The Pirates signed the 27-year-old Evans as a non-roster invitee in December, a move that went relatively unnoticed at the time. Evans spent the entire 2019 season in Triple-A with the Cubs, where he batted .283/.371/.470 with 17 homers and 30 doubles in 130 games. He also sported a 13.7% strikeout rate and a 10.6% walk rate. Evans’ only prior Major League experience was 34 games between the 2017 and 2018 seasons with the Mets, where he slashed .241/.328/.278, good for an OPS+ of 69. Primarily a third baseman, Evans has played everywhere in the infield, as well as a little bit in left field.
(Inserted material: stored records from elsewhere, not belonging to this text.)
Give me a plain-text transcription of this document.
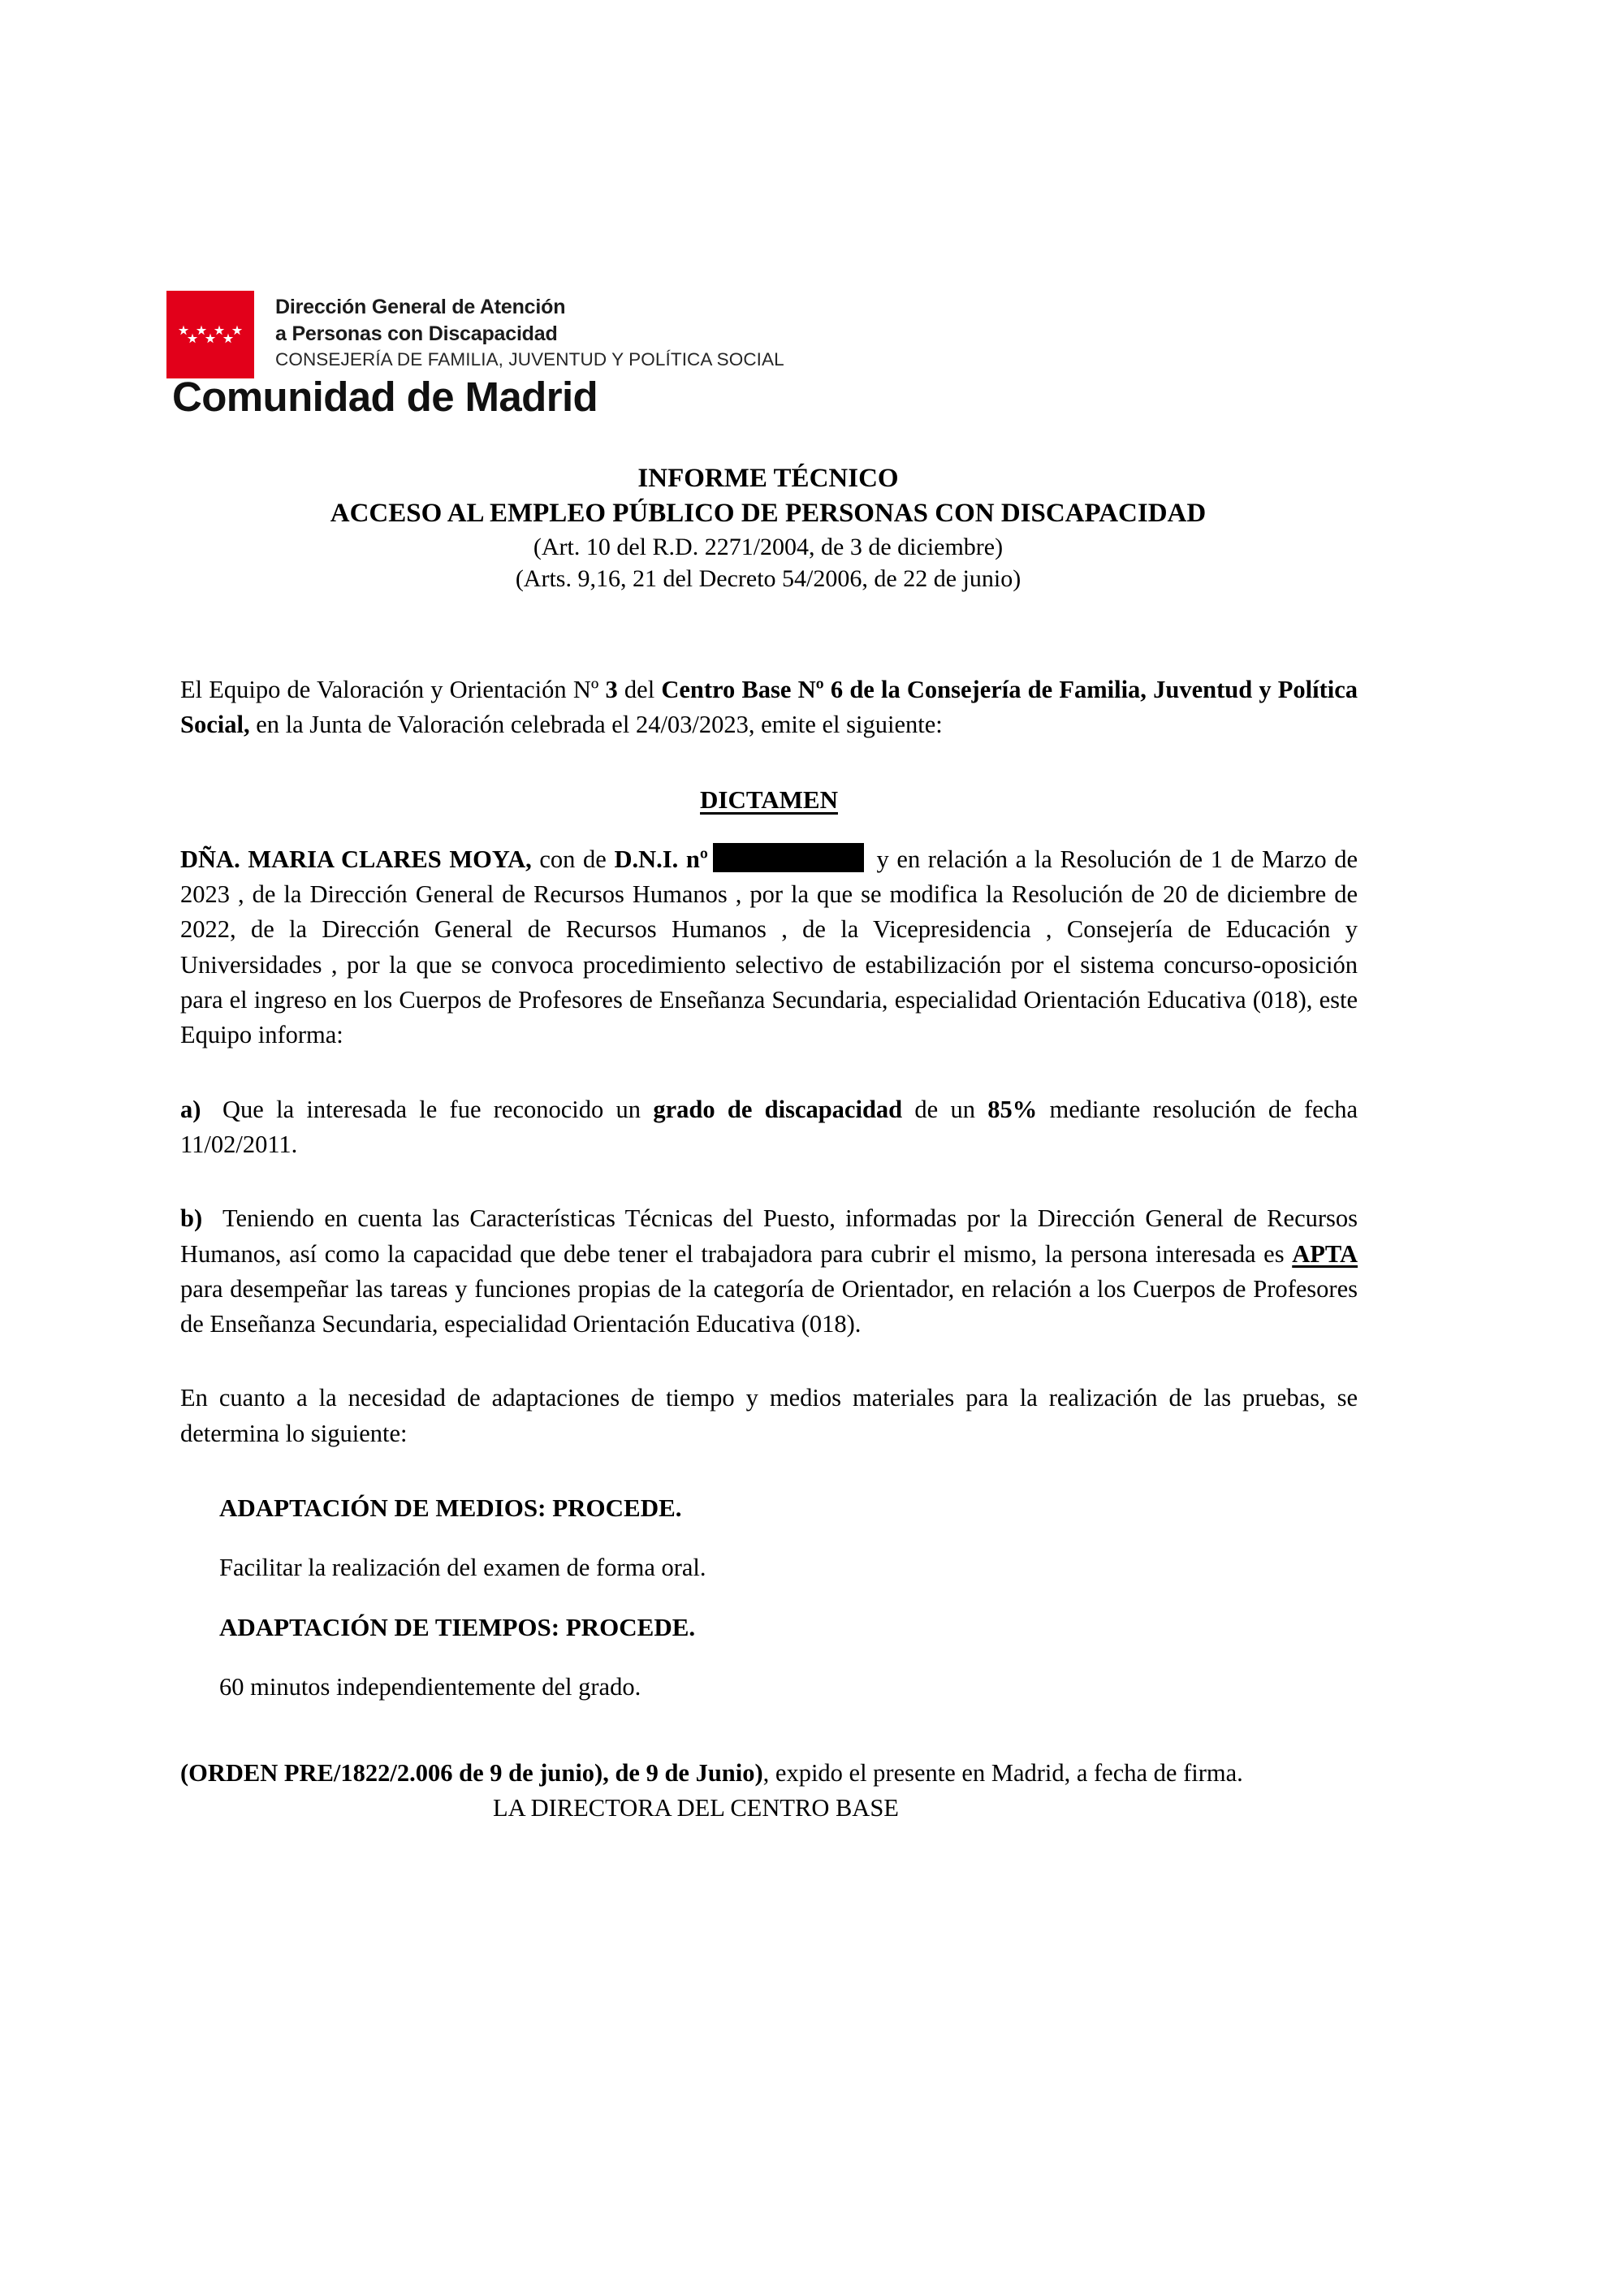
Dirección General de Atención
a Personas con Discapacidad
CONSEJERÍA DE FAMILIA, JUVENTUD Y POLÍTICA SOCIAL
Comunidad de Madrid
INFORME TÉCNICO
ACCESO AL EMPLEO PÚBLICO DE PERSONAS CON DISCAPACIDAD
(Art. 10 del R.D. 2271/2004, de 3 de diciembre)
(Arts. 9,16, 21 del Decreto 54/2006, de 22 de junio)

El Equipo de Valoración y Orientación Nº 3 del Centro Base Nº 6 de la Consejería de Familia, Juventud y Política Social, en la Junta de Valoración celebrada el 24/03/2023, emite el siguiente:

DICTAMEN

DÑA. MARIA CLARES MOYA, con de D.N.I. nº	y en relación a la Resolución de 1 de Marzo de 2023 , de la Dirección General de Recursos Humanos , por la que se modifica la Resolución de 20 de diciembre de 2022, de la Dirección General de Recursos Humanos , de la Vicepresidencia , Consejería de Educación y Universidades , por la que se convoca procedimiento selectivo de estabilización por el sistema concurso-oposición para el ingreso en los Cuerpos de Profesores de Enseñanza Secundaria, especialidad Orientación Educativa (018), este Equipo informa:

a) Que la interesada le fue reconocido un grado de discapacidad de un 85% mediante resolución de fecha 11/02/2011.

b) Teniendo en cuenta las Características Técnicas del Puesto, informadas por la Dirección General de Recursos Humanos, así como la capacidad que debe tener el trabajadora para cubrir el mismo, la persona interesada es APTA para desempeñar las tareas y funciones propias de la categoría de Orientador, en relación a los Cuerpos de Profesores de Enseñanza Secundaria, especialidad Orientación Educativa (018).

En cuanto a la necesidad de adaptaciones de tiempo y medios materiales para la realización de las pruebas, se determina lo siguiente:

ADAPTACIÓN DE MEDIOS: PROCEDE.

Facilitar la realización del examen de forma oral.

ADAPTACIÓN DE TIEMPOS: PROCEDE.

60 minutos independientemente del grado.

(ORDEN PRE/1822/2.006 de 9 de junio), de 9 de Junio), expido el presente en Madrid, a fecha de firma.

LA DIRECTORA DEL CENTRO BASE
The Pirates are only 6 games into their season, and while the offense has struggled mightily, Evans has not. His slash, albeit a very strong .385/.500/.538, doesn’t tell the entire story:
Aside from the strikeout and whiff rates, everything else is generally in line with how Evans has produced in the minors. He has always profiled as a solid on-base guy with not very much power. Seventeen homers and a .493 slugging percentage represent his career-high minor league totals. So while he’s not going to maintain his 199 wRC+, his ability to consistently hit the ball hard and get on base can help him continue to be a capable Major League hitter.
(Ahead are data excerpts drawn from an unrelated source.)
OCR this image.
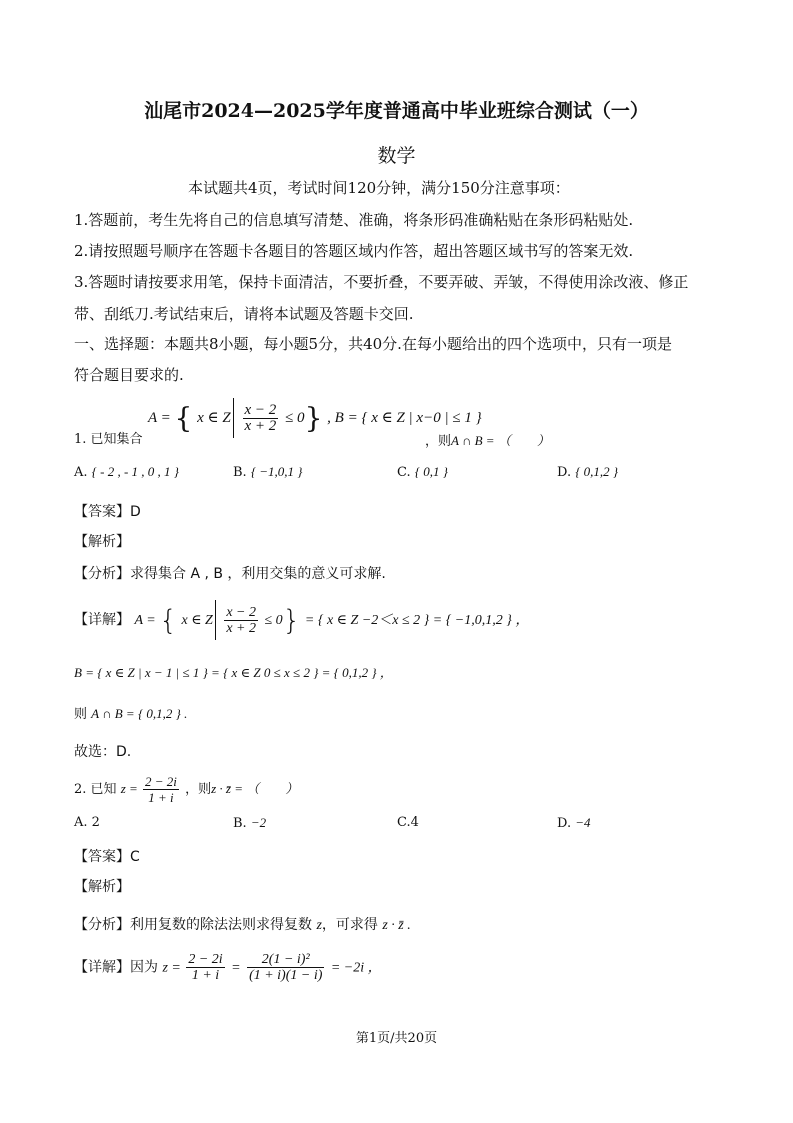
汕尾市2024—2025学年度普通高中毕业班综合测试（一）
数学
本试题共4页，考试时间120分钟，满分150分注意事项：
1.答题前，考生先将自己的信息填写清楚、准确，将条形码准确粘贴在条形码粘贴处.
2.请按照题号顺序在答题卡各题目的答题区域内作答，超出答题区域书写的答案无效.
3.答题时请按要求用笔，保持卡面清洁，不要折叠，不要弄破、弄皱，不得使用涂改液、修正
带、刮纸刀.考试结束后，请将本试题及答题卡交回.
一、选择题：本题共8小题，每小题5分，共40分.在每小题给出的四个选项中，只有一项是
符合题目要求的.
A = { x ∈ Z $\frac{x - 2}{x + 2} \le 0$} , B = { x ∈ Z | x−0 | ≤ 1 }
1. 已知集合	，则A ∩ B = （　　）
A. { - 2 , - 1 , 0 , 1 }	B. { −1,0,1 }	C. { 0,1 }	D. { 0,1,2 }
【答案】D
【解析】
【分析】求得集合 A , B ，利用交集的意义可求解.
【详解】 A = { x ∈ Z $\frac{x - 2}{x + 2} \le 0$} = { x ∈ Z −2＜x ≤ 2 } = { −1,0,1,2 } ，
B = { x ∈ Z | x − 1 | ≤ 1 } = { x ∈ Z 0 ≤ x ≤ 2 } = { 0,1,2 } ，
则 A ∩ B = { 0,1,2 } .
故选：D.
2. 已知 $z = \frac{2 - 2i}{1 + i}$ ，则z · z̄ = （　　）
A. 2	B. −2	C.4	D. −4
【答案】C
【解析】
【分析】利用复数的除法法则求得复数 z，可求得 z · z̄ .
【详解】因为 $z = \frac{2 - 2i}{1 + i} = \frac{\text{2(1 − i)²}}{(1 + i)(1 - i)} = -2i$ ，
第1页/共20页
Standing at 5’10” and 210 pounds, Evans also fits the bill as the type of under-the-radar, contact-first utility guy that the Pirates have developed well in recent years. For example, Adam Frazier was a 6th-round pick who has been a league-average hitter since his 2016 call-up. Last year was his first season playing only one position, and he was a Gold Glove finalist at second base. Josh Harrison was in Single-A when the Pirates acquired him from the Cubs in 2009, and he went on to be a two-time All-Star and finish 9th in NL MVP voting in 2014. Going back a little further, Freddy Sanchez was a three-time All-Star and hit .344 in 2006 to secure the NL batting title.
Evans will certainly continue to be penciled into the Pirates’ lineup if he can sustain his early-season success. He has gotten the majority of the playing time at third base thus far, with Colin Moran, the only other Pirate doing anything at the plate so far, splitting first base/DH duties with Josh Bell. So while he may not be a future All-Star, Pittsburgh just might be the place where Evans’ career takes off.